Judge Begins Receivership Hearing for Jefferson County

BRADENTON, Fla. — A federal judge yesterday began a hearing to determine if a receiver should be appointed to control Jefferson County, Ala.’s financially distressed sewer system, which is saddled with nearly $3.2 billion of variable- and auction-rate debt and an estimated $748 million in swap termination fees.

Major insurers of the county’s sewer bonds, Syncora Guarantee Inc. and Financial Guaranty Insurance Co., and bondholders’ trustee Bank of New York Mellon sued the county last September and filed an emergency motion seeking a receiver for the sewer system, claiming Jefferson County officials failed to raise revenues appropriately to pay debt service.

In what seemed to be a partial victory for the county on Wednesday during a status conference with attorneys, U.S. District Judge David Proctor ruled that based on a law that prohibits federal courts from setting the rates on utilities controlled by state or local governments, if a receiver is appointed for Jefferson County’s sewer system he or she cannot set rates, according to reports of the courtroom proceedings in the Birmingham News.

Jefferson County attorneys had filed a motion seeking a delay in the receivership hearing, but Proctor allowed it to proceed yesterday.

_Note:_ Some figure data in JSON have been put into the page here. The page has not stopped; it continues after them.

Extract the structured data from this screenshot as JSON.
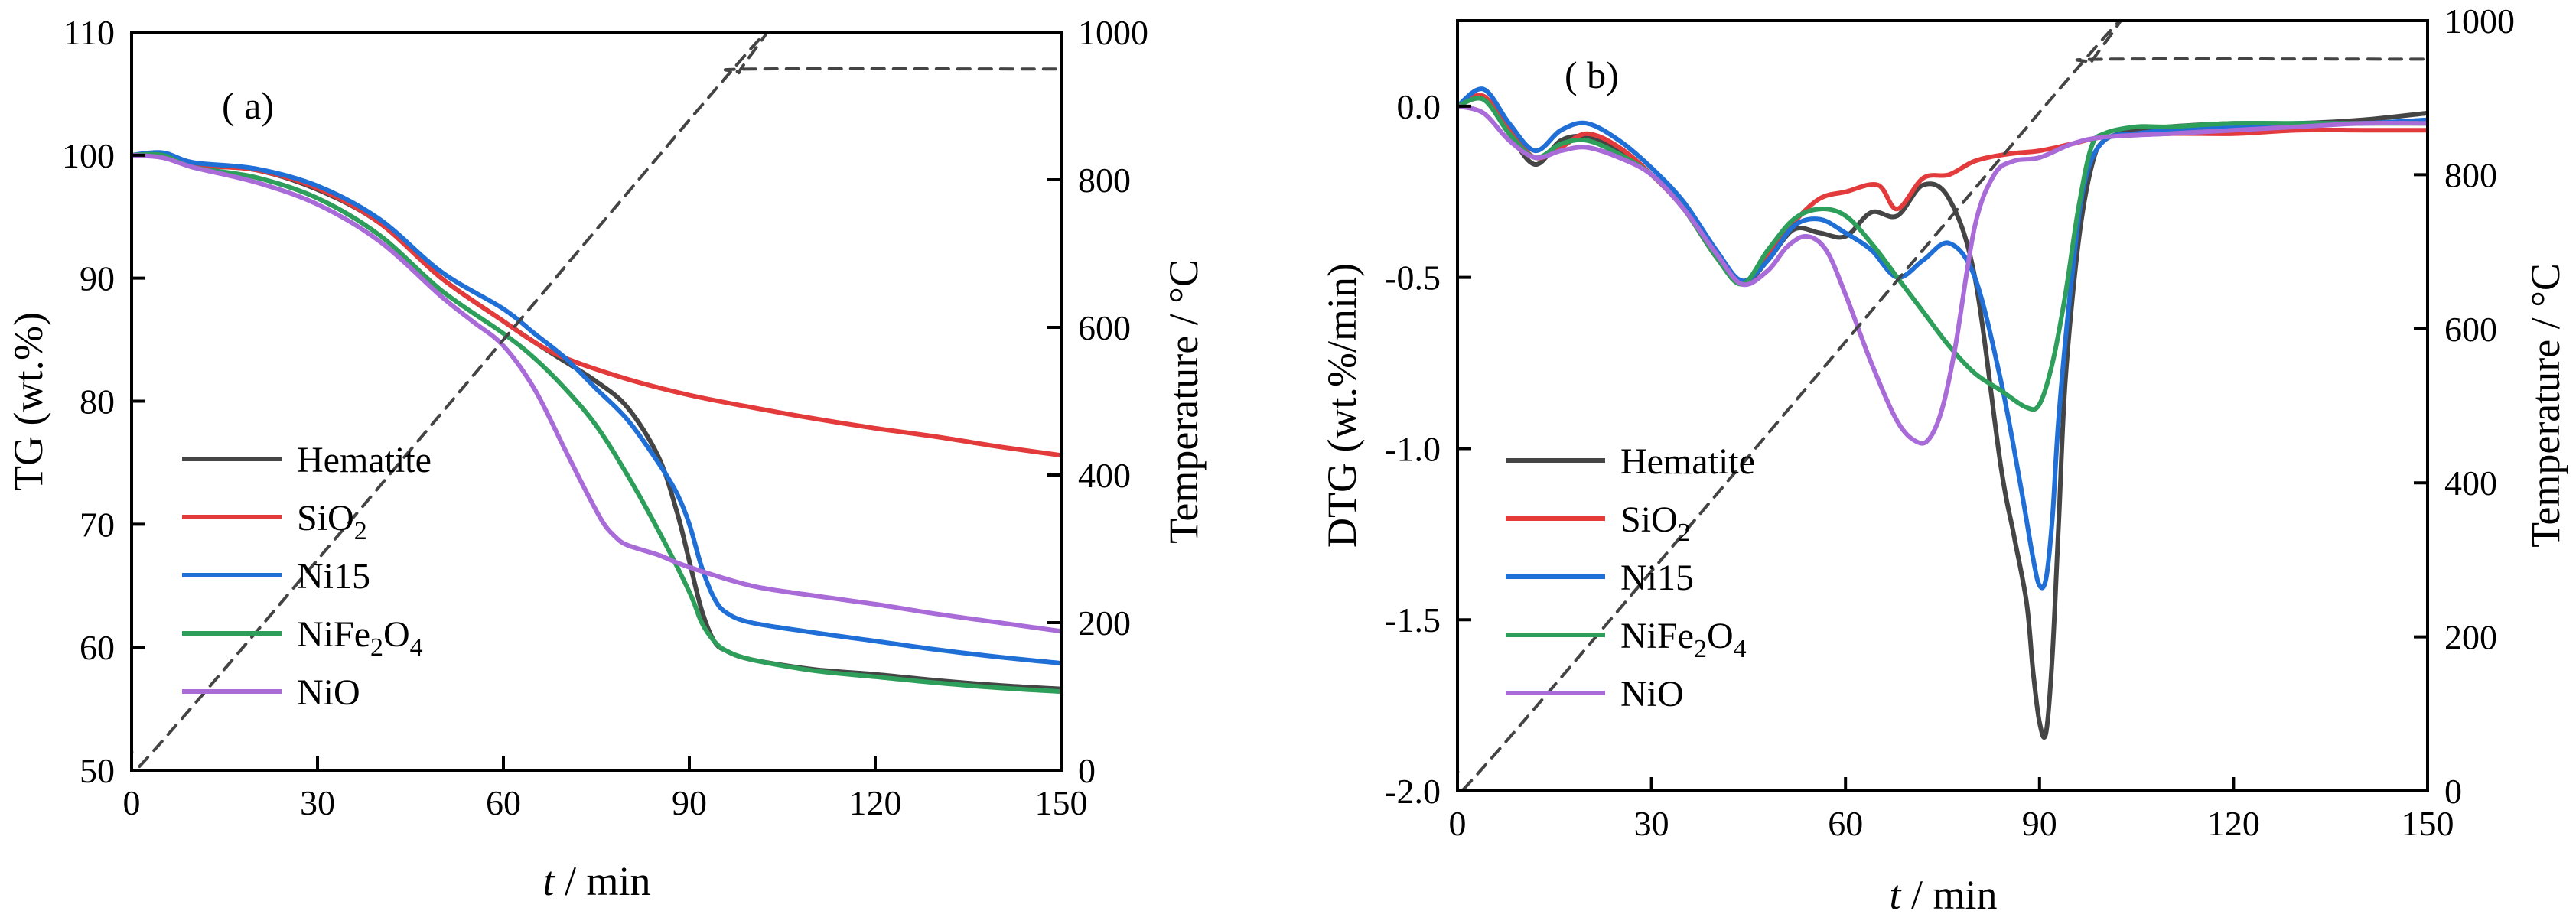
{
  "figure": {
    "panels": [
      "a",
      "b"
    ]
  },
  "chart_data": [
    {
      "type": "line",
      "panel_label": "( a)",
      "title": "",
      "xlabel_var": "t",
      "xlabel_unit": " / min",
      "ylabel": "TG (wt.%)",
      "y2label": "Temperature / °C",
      "xlim": [
        0,
        150
      ],
      "ylim": [
        50,
        110
      ],
      "y2lim": [
        0,
        1000
      ],
      "xticks": [
        0,
        30,
        60,
        90,
        120,
        150
      ],
      "yticks": [
        50,
        60,
        70,
        80,
        90,
        100,
        110
      ],
      "y2ticks": [
        0,
        200,
        400,
        600,
        800,
        1000
      ],
      "legend_position": "lower-left",
      "series": [
        {
          "name": "Hematite",
          "label_main": "Hematite",
          "label_sub": "",
          "label_tail": "",
          "label_sub2": "",
          "color": "#454545",
          "x": [
            0,
            5,
            10,
            20,
            30,
            40,
            50,
            60,
            65,
            70,
            75,
            80,
            85,
            88,
            90,
            92,
            94,
            96,
            100,
            110,
            120,
            130,
            140,
            150
          ],
          "y": [
            100,
            100,
            99.2,
            98.8,
            97.2,
            94.5,
            90,
            86.5,
            84.8,
            83.2,
            81.6,
            79.5,
            75.5,
            71,
            67,
            63,
            60.5,
            59.7,
            59,
            58.2,
            57.8,
            57.3,
            56.9,
            56.6
          ]
        },
        {
          "name": "SiO2",
          "label_main": "SiO",
          "label_sub": "2",
          "label_tail": "",
          "label_sub2": "",
          "color": "#e33b3b",
          "x": [
            0,
            5,
            10,
            20,
            30,
            40,
            50,
            60,
            65,
            70,
            80,
            90,
            100,
            110,
            120,
            130,
            140,
            150
          ],
          "y": [
            100,
            100,
            99.2,
            98.8,
            97.3,
            94.5,
            90,
            86.5,
            84.8,
            83.5,
            81.8,
            80.5,
            79.5,
            78.6,
            77.8,
            77.1,
            76.3,
            75.6
          ]
        },
        {
          "name": "Ni15",
          "label_main": "Ni15",
          "label_sub": "",
          "label_tail": "",
          "label_sub2": "",
          "color": "#1f6fd6",
          "x": [
            0,
            5,
            10,
            20,
            30,
            40,
            50,
            60,
            65,
            70,
            75,
            80,
            85,
            88,
            90,
            92,
            94,
            96,
            100,
            110,
            120,
            130,
            140,
            150
          ],
          "y": [
            100,
            100.2,
            99.4,
            98.9,
            97.5,
            94.8,
            90.5,
            87.5,
            85.5,
            83.5,
            81,
            78.5,
            75,
            72.5,
            70,
            66.5,
            64,
            62.8,
            62,
            61.2,
            60.5,
            59.8,
            59.2,
            58.7
          ]
        },
        {
          "name": "NiFe2O4",
          "label_main": "NiFe",
          "label_sub": "2",
          "label_tail": "O",
          "label_sub2": "4",
          "color": "#2e9e5b",
          "x": [
            0,
            5,
            10,
            20,
            30,
            40,
            50,
            60,
            65,
            70,
            75,
            80,
            85,
            90,
            92,
            94,
            96,
            100,
            110,
            120,
            130,
            140,
            150
          ],
          "y": [
            100,
            100,
            99,
            98.2,
            96.5,
            93.5,
            89,
            85.5,
            83.5,
            81,
            78,
            74,
            69.5,
            64.5,
            62,
            60.5,
            59.7,
            59,
            58.1,
            57.6,
            57.1,
            56.7,
            56.4
          ]
        },
        {
          "name": "NiO",
          "label_main": "NiO",
          "label_sub": "",
          "label_tail": "",
          "label_sub2": "",
          "color": "#a86bd8",
          "x": [
            0,
            5,
            10,
            20,
            30,
            40,
            50,
            55,
            60,
            65,
            70,
            73,
            76,
            78,
            80,
            85,
            90,
            100,
            110,
            120,
            130,
            140,
            150
          ],
          "y": [
            100,
            99.8,
            99,
            97.8,
            96,
            93,
            88.5,
            86.5,
            84.5,
            81,
            76,
            73,
            70.2,
            69,
            68.3,
            67.5,
            66.5,
            65,
            64.2,
            63.5,
            62.7,
            62,
            61.3
          ]
        },
        {
          "name": "Temperature",
          "label_main": "",
          "label_sub": "",
          "label_tail": "",
          "label_sub2": "",
          "color": "#444444",
          "dashed": true,
          "axis": "y2",
          "x": [
            0,
            5,
            95,
            98,
            100,
            150
          ],
          "y": [
            25,
            40,
            930,
            945,
            950,
            950
          ]
        }
      ]
    },
    {
      "type": "line",
      "panel_label": "( b)",
      "title": "",
      "xlabel_var": "t",
      "xlabel_unit": " / min",
      "ylabel": "DTG (wt.%/min)",
      "y2label": "Temperature / °C",
      "xlim": [
        0,
        150
      ],
      "ylim": [
        -2.0,
        0.25
      ],
      "y2lim": [
        0,
        1000
      ],
      "xticks": [
        0,
        30,
        60,
        90,
        120,
        150
      ],
      "yticks": [
        -2.0,
        -1.5,
        -1.0,
        -0.5,
        0.0
      ],
      "ytick_labels": [
        "-2.0",
        "-1.5",
        "-1.0",
        "-0.5",
        "0.0"
      ],
      "y2ticks": [
        0,
        200,
        400,
        600,
        800,
        1000
      ],
      "legend_position": "lower-left",
      "series": [
        {
          "name": "Hematite",
          "label_main": "Hematite",
          "label_sub": "",
          "label_tail": "",
          "label_sub2": "",
          "color": "#454545",
          "x": [
            0,
            4,
            8,
            12,
            16,
            20,
            25,
            30,
            35,
            40,
            44,
            48,
            52,
            56,
            60,
            64,
            68,
            72,
            76,
            80,
            84,
            86,
            88,
            89,
            90,
            91,
            92,
            93,
            94,
            96,
            98,
            100,
            105,
            110,
            120,
            130,
            140,
            150
          ],
          "y": [
            0,
            0.02,
            -0.08,
            -0.17,
            -0.1,
            -0.09,
            -0.13,
            -0.2,
            -0.3,
            -0.44,
            -0.52,
            -0.45,
            -0.36,
            -0.37,
            -0.38,
            -0.31,
            -0.32,
            -0.23,
            -0.27,
            -0.5,
            -1.05,
            -1.25,
            -1.45,
            -1.65,
            -1.8,
            -1.83,
            -1.6,
            -1.2,
            -0.8,
            -0.4,
            -0.18,
            -0.1,
            -0.07,
            -0.06,
            -0.05,
            -0.05,
            -0.04,
            -0.02
          ]
        },
        {
          "name": "SiO2",
          "label_main": "SiO",
          "label_sub": "2",
          "label_tail": "",
          "label_sub2": "",
          "color": "#e33b3b",
          "x": [
            0,
            4,
            8,
            12,
            16,
            20,
            25,
            30,
            35,
            40,
            44,
            48,
            52,
            56,
            60,
            65,
            68,
            72,
            76,
            80,
            85,
            90,
            95,
            100,
            110,
            120,
            130,
            140,
            150
          ],
          "y": [
            0,
            0.03,
            -0.07,
            -0.15,
            -0.12,
            -0.08,
            -0.12,
            -0.2,
            -0.3,
            -0.44,
            -0.52,
            -0.44,
            -0.34,
            -0.27,
            -0.25,
            -0.23,
            -0.3,
            -0.21,
            -0.2,
            -0.16,
            -0.14,
            -0.13,
            -0.11,
            -0.09,
            -0.08,
            -0.08,
            -0.07,
            -0.07,
            -0.07
          ]
        },
        {
          "name": "Ni15",
          "label_main": "Ni15",
          "label_sub": "",
          "label_tail": "",
          "label_sub2": "",
          "color": "#1f6fd6",
          "x": [
            0,
            4,
            8,
            12,
            16,
            20,
            25,
            30,
            35,
            40,
            44,
            48,
            52,
            56,
            60,
            64,
            68,
            72,
            76,
            80,
            84,
            87,
            89,
            90,
            91,
            92,
            93,
            95,
            97,
            100,
            105,
            110,
            120,
            130,
            140,
            150
          ],
          "y": [
            0,
            0.05,
            -0.05,
            -0.13,
            -0.07,
            -0.05,
            -0.1,
            -0.18,
            -0.28,
            -0.42,
            -0.51,
            -0.45,
            -0.35,
            -0.33,
            -0.37,
            -0.42,
            -0.5,
            -0.45,
            -0.4,
            -0.5,
            -0.8,
            -1.1,
            -1.32,
            -1.4,
            -1.38,
            -1.2,
            -0.9,
            -0.5,
            -0.22,
            -0.1,
            -0.08,
            -0.07,
            -0.06,
            -0.05,
            -0.05,
            -0.04
          ]
        },
        {
          "name": "NiFe2O4",
          "label_main": "NiFe",
          "label_sub": "2",
          "label_tail": "O",
          "label_sub2": "4",
          "color": "#2e9e5b",
          "x": [
            0,
            4,
            8,
            12,
            16,
            20,
            25,
            30,
            35,
            40,
            44,
            48,
            52,
            56,
            60,
            64,
            68,
            72,
            76,
            80,
            84,
            88,
            90,
            92,
            94,
            96,
            98,
            100,
            105,
            110,
            120,
            130,
            140,
            150
          ],
          "y": [
            0,
            0.02,
            -0.08,
            -0.15,
            -0.11,
            -0.1,
            -0.14,
            -0.2,
            -0.3,
            -0.44,
            -0.52,
            -0.42,
            -0.33,
            -0.3,
            -0.32,
            -0.4,
            -0.5,
            -0.6,
            -0.7,
            -0.78,
            -0.83,
            -0.88,
            -0.87,
            -0.75,
            -0.55,
            -0.3,
            -0.12,
            -0.08,
            -0.06,
            -0.06,
            -0.05,
            -0.05,
            -0.05,
            -0.05
          ]
        },
        {
          "name": "NiO",
          "label_main": "NiO",
          "label_sub": "",
          "label_tail": "",
          "label_sub2": "",
          "color": "#a86bd8",
          "x": [
            0,
            4,
            8,
            12,
            16,
            20,
            25,
            30,
            35,
            40,
            44,
            48,
            51,
            54,
            57,
            60,
            64,
            68,
            71,
            73,
            75,
            77,
            80,
            83,
            86,
            90,
            95,
            100,
            110,
            120,
            130,
            140,
            150
          ],
          "y": [
            0,
            -0.02,
            -0.1,
            -0.15,
            -0.13,
            -0.12,
            -0.15,
            -0.2,
            -0.3,
            -0.43,
            -0.52,
            -0.48,
            -0.41,
            -0.38,
            -0.42,
            -0.55,
            -0.75,
            -0.92,
            -0.98,
            -0.97,
            -0.88,
            -0.7,
            -0.35,
            -0.2,
            -0.16,
            -0.15,
            -0.11,
            -0.09,
            -0.08,
            -0.07,
            -0.06,
            -0.05,
            -0.05
          ]
        },
        {
          "name": "Temperature",
          "label_main": "",
          "label_sub": "",
          "label_tail": "",
          "label_sub2": "",
          "color": "#444444",
          "dashed": true,
          "axis": "y2",
          "x": [
            0,
            5,
            95,
            98,
            100,
            150
          ],
          "y": [
            25,
            40,
            930,
            945,
            950,
            950
          ]
        }
      ]
    }
  ]
}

The Birmingham News reported that a lawyer representing bond insurers charged in opening statements at yesterday’s hearing that ineptitude, poor planning and corruption were to blame for the sewer system’s problems. Lawyer Henry Simpson also said there have been several rate studies over the years that suggested the county should raise rates but those were ignored by county commissioners.

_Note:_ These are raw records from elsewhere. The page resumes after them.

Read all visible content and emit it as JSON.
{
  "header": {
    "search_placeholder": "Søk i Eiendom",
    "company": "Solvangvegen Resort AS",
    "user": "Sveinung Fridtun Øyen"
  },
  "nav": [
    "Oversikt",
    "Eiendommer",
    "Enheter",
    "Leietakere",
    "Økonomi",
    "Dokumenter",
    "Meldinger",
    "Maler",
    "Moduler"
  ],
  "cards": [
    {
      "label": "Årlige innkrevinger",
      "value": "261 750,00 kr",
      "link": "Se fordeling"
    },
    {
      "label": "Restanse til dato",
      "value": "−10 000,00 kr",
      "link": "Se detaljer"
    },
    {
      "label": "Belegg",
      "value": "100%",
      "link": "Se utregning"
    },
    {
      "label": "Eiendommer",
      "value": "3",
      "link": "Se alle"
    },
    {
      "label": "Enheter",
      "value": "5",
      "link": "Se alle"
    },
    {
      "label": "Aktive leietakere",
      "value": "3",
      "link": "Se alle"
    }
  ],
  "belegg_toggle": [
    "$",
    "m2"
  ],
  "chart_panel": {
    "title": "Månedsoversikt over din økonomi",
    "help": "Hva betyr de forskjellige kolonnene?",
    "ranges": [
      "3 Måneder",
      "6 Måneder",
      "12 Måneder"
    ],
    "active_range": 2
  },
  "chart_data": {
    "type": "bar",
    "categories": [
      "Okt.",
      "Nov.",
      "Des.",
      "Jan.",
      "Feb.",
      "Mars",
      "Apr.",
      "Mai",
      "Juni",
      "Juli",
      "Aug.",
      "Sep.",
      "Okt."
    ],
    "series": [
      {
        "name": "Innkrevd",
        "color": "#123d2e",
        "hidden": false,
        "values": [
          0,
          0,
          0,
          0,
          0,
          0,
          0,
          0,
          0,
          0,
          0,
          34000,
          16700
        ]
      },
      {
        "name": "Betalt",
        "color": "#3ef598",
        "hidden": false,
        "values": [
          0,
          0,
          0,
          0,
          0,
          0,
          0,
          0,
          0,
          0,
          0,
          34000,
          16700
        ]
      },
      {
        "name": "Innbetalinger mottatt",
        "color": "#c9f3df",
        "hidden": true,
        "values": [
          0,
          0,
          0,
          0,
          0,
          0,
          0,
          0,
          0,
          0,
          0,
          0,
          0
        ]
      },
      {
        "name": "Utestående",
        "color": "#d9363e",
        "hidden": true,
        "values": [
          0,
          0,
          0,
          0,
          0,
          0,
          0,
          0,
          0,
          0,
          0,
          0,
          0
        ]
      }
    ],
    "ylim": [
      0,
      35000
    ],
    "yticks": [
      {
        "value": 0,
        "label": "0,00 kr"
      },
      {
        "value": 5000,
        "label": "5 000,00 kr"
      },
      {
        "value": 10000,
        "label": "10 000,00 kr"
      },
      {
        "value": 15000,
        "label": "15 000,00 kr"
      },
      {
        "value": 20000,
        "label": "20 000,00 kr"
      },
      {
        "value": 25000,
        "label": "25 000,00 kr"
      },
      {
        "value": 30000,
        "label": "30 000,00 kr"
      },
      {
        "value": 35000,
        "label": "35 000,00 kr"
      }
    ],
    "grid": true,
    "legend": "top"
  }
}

Wednesday’s ruling was seen as a boost to the county’s effort to maintain control over rates, which they have resisted increasing because a large portion of the sewer system’s ratepayers are considered low income.

And the ruling may help the county continue to work on restructuring the sewer debt without filing for bankruptcy to avoid receivership, said Jeffrey Cohen with Cohen & Associates PC, whose work includes municipal bankruptcy and creditors’ rights.

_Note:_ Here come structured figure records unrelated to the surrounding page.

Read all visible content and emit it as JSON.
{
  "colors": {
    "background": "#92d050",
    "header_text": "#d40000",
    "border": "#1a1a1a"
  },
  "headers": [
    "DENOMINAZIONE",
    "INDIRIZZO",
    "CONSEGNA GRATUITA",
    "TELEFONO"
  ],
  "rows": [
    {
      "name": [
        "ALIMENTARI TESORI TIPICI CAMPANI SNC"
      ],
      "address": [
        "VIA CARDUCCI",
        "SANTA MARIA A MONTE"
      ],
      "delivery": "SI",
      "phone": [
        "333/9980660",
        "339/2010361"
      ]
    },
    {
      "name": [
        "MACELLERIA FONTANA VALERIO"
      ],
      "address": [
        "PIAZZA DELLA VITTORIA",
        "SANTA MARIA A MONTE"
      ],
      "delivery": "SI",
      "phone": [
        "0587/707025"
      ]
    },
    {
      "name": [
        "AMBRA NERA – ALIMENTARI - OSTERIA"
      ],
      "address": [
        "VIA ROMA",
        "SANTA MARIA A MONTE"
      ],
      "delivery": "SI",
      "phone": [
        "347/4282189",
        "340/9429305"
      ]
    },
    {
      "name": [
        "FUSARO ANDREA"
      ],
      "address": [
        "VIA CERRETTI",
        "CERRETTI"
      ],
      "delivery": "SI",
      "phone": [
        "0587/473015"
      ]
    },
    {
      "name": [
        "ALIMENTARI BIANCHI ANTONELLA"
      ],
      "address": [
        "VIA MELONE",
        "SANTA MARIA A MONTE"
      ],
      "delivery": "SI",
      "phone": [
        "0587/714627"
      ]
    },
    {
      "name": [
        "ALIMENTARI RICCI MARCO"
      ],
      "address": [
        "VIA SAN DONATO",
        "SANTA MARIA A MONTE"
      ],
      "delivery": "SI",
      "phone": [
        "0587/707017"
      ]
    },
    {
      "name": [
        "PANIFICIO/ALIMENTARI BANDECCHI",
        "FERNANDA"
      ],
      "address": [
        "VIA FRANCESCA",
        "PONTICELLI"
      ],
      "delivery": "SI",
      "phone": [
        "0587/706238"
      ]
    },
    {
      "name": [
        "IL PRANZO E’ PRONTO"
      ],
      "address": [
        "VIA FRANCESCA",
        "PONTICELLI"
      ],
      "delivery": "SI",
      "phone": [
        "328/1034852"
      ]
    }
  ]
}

“If the court can’t order a receiver to set rates, then any receivership order the federal court could issue would only apply really to operations, and doesn’t give the bond insurers that moved for the receiver the kind of relief they were looking for,” he said.

Proctor on Wednesday also ordered both sides in the receivership case to submit names of potential receivers by next week, which may be an indication that he does not intend to immediately rule on whether to appoint a receiver following the hearing.

The county has also argued that efforts are under way to put into place a plan to restructure the debt, which is being facilitated by Alabama Gov. Bob Riley.

Riley, in a letter to Treasury Secretary Timothy Geithner and Federal Reserve chairman Ben Bernanke earlier this month, said “federal support will be a necessary part of any solution” to the sewer debt crisis.

Riley asked Geithner and Bernanke to consider one of three avenues that would help Jefferson County restructure the debt: provide a guaranty to bondholders, a direct purchase by the governor of debt held by bondholders, or allow tax credits to pass through to the county under the Build America program.

The federal government’s help is needed, Riley said, because the rating downgrades of bond insurers “set off a chain reaction that has destroyed the market’s confidence in Jefferson County’s paper. As a result, the county was burdened with interest rates and accelerated principal payments that it simply cannot sustain.”

Riley pledged that Jefferson County would pay the restructured debt in full, and said it would be issued by a “bankruptcy-remote state funding facility.” He did not say if that funding facility currently exists, or if it would need to be authorized by the state Legislature.

The governor also pledged that once the debt was restructured, and the market regains confidence in the revenue streams supporting the debt, “Jefferson County is committed to refinancing the debt without federal assistance.”

Although a majority of county commissioners are believed to be against filing for what would be the largest municipal bankruptcy in U.S. history, no plan to restructure the debt has been publicly approved by them.